Une nouvelle étape vient d’être franchie dans la crise qui secoue actuellement la société Locafrique SA. Face aux lourdes difficultés rencontrées par l’entreprise et aux récentes décisions de gestion, le collège des délégués du personnel a pris la décision d’alerter les autorités compétentes afin de solliciter un examen approfondi de la situation, des actes posés par la gouvernance actuelle et de leurs conséquences directes sur l’avenir de l’institution. Selon les représentants du personnel, les tensions observées depuis plusieurs mois ont désormais atteint un niveau particulièrement préoccupant. Les travailleurs estiment que certaines orientations prises par la direction générale risquent d’affaiblir davantage une société qui joue pourtant un rôle de premier plan dans le financement de l’économie nationale.
La préoccupation majeure de l’intersyndicale concerne la mise en chômage technique d’une partie importante des effectifs. Pour les délégués, cette mesure unilatérale soulève de graves interrogations quant à son impact sur la continuité des activités et sur la capacité de l’entreprise à mobiliser ses ressources humaines dans une période économique particulièrement sensible. Les représentants du personnel affirment pourtant avoir proposé plusieurs pistes alternatives destinées à préserver les emplois tout en contribuant activement au redressement de la boîte. Parmi ces propositions figuraient des mécanismes de mobilisation interne des compétences et des actions ciblées visant à renforcer l’efficacité opérationnelle dans les secteurs jugés stratégiques pour la relance. Selon eux, ces options n’ont fait l’objet d’aucun examen approfondi malgré des demandes répétées de dialogue et de concertation.

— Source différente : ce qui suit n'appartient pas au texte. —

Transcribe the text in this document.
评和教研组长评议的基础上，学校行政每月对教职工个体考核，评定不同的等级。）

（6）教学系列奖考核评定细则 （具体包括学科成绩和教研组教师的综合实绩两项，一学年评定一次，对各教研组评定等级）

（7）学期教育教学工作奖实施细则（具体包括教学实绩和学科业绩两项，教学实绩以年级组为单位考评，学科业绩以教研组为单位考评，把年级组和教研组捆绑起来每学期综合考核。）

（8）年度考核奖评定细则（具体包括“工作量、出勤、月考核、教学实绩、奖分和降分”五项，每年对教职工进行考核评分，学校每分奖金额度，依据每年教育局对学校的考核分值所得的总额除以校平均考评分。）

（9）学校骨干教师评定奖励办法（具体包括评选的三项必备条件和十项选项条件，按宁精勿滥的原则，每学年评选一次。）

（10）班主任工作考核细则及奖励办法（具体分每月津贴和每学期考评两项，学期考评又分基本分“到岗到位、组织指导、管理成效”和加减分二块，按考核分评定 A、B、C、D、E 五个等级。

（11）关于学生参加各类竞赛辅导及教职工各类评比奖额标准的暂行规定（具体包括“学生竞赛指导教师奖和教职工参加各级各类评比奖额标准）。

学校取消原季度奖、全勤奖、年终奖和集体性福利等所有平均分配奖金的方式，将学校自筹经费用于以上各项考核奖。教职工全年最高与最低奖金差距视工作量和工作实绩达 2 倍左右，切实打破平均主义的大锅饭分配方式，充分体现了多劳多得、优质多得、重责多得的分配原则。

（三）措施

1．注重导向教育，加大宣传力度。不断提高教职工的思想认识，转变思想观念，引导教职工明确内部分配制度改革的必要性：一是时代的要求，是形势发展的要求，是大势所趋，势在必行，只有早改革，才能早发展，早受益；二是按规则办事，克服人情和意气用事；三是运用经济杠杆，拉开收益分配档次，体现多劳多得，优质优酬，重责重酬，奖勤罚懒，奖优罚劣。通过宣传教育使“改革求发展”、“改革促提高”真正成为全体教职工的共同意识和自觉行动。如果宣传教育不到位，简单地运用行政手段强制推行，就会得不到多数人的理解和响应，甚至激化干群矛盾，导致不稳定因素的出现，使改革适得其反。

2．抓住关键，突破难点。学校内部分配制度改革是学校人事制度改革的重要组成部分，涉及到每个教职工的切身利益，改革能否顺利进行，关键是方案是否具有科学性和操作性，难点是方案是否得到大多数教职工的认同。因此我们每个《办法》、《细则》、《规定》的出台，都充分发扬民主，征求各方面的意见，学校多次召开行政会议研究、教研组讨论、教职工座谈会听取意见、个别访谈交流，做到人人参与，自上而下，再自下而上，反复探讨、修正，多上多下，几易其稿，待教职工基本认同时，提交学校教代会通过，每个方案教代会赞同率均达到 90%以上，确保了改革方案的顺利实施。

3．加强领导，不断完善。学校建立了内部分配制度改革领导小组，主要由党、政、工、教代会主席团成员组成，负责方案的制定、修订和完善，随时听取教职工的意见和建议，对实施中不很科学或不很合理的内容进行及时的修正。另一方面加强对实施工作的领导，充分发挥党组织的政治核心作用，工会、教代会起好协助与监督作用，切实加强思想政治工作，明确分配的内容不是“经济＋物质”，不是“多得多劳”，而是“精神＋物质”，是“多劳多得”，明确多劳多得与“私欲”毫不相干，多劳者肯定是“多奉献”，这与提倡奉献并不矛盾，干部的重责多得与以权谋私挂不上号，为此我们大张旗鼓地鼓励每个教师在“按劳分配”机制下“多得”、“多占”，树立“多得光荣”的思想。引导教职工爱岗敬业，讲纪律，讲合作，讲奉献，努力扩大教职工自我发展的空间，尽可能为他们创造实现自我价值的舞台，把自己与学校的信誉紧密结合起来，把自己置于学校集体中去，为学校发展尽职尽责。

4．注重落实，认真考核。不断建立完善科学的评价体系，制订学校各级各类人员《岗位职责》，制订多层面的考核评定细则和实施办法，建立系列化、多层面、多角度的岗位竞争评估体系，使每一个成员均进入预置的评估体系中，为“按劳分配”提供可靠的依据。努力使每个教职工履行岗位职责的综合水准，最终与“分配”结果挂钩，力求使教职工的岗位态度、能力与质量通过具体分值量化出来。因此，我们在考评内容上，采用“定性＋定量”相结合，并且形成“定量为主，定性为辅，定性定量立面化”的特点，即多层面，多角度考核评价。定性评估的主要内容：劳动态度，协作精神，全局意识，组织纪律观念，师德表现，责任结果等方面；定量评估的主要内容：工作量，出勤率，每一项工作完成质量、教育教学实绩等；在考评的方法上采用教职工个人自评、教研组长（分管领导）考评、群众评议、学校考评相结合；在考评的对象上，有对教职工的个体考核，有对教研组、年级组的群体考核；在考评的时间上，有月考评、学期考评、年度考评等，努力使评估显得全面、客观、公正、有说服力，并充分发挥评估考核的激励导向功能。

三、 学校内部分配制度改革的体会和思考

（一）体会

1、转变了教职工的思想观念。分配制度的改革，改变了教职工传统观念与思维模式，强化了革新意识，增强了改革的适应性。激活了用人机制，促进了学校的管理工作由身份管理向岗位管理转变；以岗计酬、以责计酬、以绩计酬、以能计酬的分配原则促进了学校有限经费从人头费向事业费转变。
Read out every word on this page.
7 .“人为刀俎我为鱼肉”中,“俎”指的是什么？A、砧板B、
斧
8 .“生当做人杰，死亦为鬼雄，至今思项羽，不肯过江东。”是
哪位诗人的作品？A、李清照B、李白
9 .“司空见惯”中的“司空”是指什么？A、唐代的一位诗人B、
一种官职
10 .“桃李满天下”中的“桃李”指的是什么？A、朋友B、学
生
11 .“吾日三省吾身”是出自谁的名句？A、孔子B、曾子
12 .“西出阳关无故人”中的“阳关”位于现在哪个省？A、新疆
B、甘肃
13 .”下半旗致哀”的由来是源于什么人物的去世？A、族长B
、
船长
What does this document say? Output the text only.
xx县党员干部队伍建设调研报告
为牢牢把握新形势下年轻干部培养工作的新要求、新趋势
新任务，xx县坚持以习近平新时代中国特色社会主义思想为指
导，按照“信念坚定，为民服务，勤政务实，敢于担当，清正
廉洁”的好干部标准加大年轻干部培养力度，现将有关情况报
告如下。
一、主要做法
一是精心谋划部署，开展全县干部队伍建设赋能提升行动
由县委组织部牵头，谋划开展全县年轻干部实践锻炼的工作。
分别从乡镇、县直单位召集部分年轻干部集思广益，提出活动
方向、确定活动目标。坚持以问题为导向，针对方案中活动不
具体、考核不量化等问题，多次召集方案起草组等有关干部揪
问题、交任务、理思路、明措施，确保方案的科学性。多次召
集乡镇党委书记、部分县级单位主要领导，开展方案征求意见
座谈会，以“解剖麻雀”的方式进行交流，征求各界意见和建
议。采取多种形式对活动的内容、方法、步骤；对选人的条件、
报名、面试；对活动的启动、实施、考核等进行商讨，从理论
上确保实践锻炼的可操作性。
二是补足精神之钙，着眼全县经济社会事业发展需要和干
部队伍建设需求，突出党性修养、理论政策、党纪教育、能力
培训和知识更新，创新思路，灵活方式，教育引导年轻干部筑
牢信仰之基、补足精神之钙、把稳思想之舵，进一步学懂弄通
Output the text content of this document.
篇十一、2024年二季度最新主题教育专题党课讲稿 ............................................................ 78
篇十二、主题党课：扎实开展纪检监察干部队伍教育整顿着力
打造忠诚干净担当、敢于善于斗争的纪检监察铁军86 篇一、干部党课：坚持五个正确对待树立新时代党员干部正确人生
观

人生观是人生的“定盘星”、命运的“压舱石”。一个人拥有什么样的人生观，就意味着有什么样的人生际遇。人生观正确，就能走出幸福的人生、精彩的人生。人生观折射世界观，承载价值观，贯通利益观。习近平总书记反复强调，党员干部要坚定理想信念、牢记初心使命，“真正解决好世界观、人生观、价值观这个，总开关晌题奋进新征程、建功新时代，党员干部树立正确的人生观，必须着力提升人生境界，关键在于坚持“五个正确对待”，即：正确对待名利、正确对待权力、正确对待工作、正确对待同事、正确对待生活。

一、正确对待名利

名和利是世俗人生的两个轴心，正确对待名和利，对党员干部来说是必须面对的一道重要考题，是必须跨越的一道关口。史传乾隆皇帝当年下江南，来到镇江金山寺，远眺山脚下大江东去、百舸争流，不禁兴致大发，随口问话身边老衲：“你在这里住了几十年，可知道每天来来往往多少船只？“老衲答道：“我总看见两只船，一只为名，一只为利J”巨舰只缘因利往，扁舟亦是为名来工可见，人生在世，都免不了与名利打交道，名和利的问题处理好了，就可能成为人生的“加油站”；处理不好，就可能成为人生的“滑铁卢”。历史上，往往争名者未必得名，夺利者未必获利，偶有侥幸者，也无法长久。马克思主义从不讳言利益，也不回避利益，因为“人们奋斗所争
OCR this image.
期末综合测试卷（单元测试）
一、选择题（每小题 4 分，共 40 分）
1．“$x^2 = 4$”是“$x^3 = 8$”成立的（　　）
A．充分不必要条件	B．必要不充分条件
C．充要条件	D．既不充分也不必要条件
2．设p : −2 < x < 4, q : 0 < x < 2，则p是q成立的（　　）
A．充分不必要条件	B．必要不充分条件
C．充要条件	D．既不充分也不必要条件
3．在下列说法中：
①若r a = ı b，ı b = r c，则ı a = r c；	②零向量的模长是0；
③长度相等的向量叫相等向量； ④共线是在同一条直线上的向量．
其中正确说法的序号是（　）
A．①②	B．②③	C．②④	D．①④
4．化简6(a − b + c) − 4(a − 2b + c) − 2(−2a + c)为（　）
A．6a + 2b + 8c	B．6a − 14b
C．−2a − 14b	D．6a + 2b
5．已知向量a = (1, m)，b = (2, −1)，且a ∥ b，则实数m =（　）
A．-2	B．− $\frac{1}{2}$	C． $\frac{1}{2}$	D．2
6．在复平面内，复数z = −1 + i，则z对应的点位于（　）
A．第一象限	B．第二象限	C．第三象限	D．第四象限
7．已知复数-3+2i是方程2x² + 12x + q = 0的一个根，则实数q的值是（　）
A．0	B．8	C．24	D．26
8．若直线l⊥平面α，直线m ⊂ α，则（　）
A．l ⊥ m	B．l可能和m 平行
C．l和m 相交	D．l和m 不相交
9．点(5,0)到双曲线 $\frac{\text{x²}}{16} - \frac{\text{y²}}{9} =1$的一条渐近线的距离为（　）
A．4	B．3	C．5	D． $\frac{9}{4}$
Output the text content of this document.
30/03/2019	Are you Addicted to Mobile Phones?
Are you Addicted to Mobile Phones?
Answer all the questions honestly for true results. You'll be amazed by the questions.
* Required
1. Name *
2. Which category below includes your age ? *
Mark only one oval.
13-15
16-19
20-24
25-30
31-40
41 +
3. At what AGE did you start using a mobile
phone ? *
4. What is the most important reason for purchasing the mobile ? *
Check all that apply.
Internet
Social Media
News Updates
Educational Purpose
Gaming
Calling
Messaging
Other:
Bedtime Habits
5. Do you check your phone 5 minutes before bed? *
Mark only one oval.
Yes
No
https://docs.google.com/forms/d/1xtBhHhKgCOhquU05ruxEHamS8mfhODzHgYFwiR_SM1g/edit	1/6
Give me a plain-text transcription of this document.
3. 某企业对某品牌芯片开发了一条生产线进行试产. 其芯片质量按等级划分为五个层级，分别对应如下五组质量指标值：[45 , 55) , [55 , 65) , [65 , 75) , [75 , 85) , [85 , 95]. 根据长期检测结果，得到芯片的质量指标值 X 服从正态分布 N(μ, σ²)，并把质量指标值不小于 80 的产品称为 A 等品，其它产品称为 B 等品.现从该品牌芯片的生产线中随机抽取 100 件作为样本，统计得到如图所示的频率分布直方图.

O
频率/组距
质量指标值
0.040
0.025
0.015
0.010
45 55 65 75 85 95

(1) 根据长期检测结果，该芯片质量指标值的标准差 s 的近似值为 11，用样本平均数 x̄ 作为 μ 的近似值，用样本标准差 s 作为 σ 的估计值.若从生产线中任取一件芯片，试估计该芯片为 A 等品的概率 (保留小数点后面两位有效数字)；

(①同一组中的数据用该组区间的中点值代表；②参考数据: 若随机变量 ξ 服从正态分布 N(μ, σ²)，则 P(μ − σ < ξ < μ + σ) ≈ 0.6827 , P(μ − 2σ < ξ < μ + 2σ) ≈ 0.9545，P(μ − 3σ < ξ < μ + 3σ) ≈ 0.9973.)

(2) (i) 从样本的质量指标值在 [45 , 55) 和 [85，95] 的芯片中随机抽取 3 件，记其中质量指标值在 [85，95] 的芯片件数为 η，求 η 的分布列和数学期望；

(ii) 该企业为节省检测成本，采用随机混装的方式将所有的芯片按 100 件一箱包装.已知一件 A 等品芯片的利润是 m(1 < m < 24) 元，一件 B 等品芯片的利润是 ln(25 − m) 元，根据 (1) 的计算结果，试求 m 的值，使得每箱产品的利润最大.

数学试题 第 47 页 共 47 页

Au-delà des questions strictement liées à l’emploi, les travailleurs expriment leurs vives inquiétudes quant au climat social délétère qui prévaut actuellement au sein des bureaux. Ils estiment que l’instauration d’un dialogue social franc et inclusif est indispensable pour parvenir à des solutions consensuelles et durables. Face à ce blocage, le collège des délégués du personnel indique avoir officiellement saisi le ministère des Finances et du Budget, en sa qualité d’autorité de tutelle, la Primature, ainsi que les instances de supervision financière que sont la Commission bancaire et la Banque centrale des États de l’Afrique de l’Ouest (BCEAO). L’objectif affiché par les salariés n’est pas d’alimenter une polémique médiatique, mais bien d’obtenir un arbitrage impartial permettant d’évaluer les options susceptibles de préserver à la fois l’outil de travail, les emplois et les intérêts des partenaires.
Pour les travailleurs, l’enjeu dépasse aujourd’hui le cadre d’un simple différend social sectoriel. Il s’agit de sauver un acteur financier historique, de sécuriser les intérêts de l’État du Sénégal, de protéger des centaines d’emplois directs et indirects, et de sauvegarder un savoir-faire précieux construit au fil des années. Les représentants du personnel réaffirment leur entière disponibilité à participer à toute initiative de médiation ou de concertation qui permettrait d’aboutir à des solutions équilibrées, transparentes et conformes à l’intérêt général. Ils lancent enfin un appel pressant aux plus hautes autorités afin que toute la lumière soit faite sur la gestion de l’entreprise et que les décisions futures soient prises dans un esprit de responsabilité collective.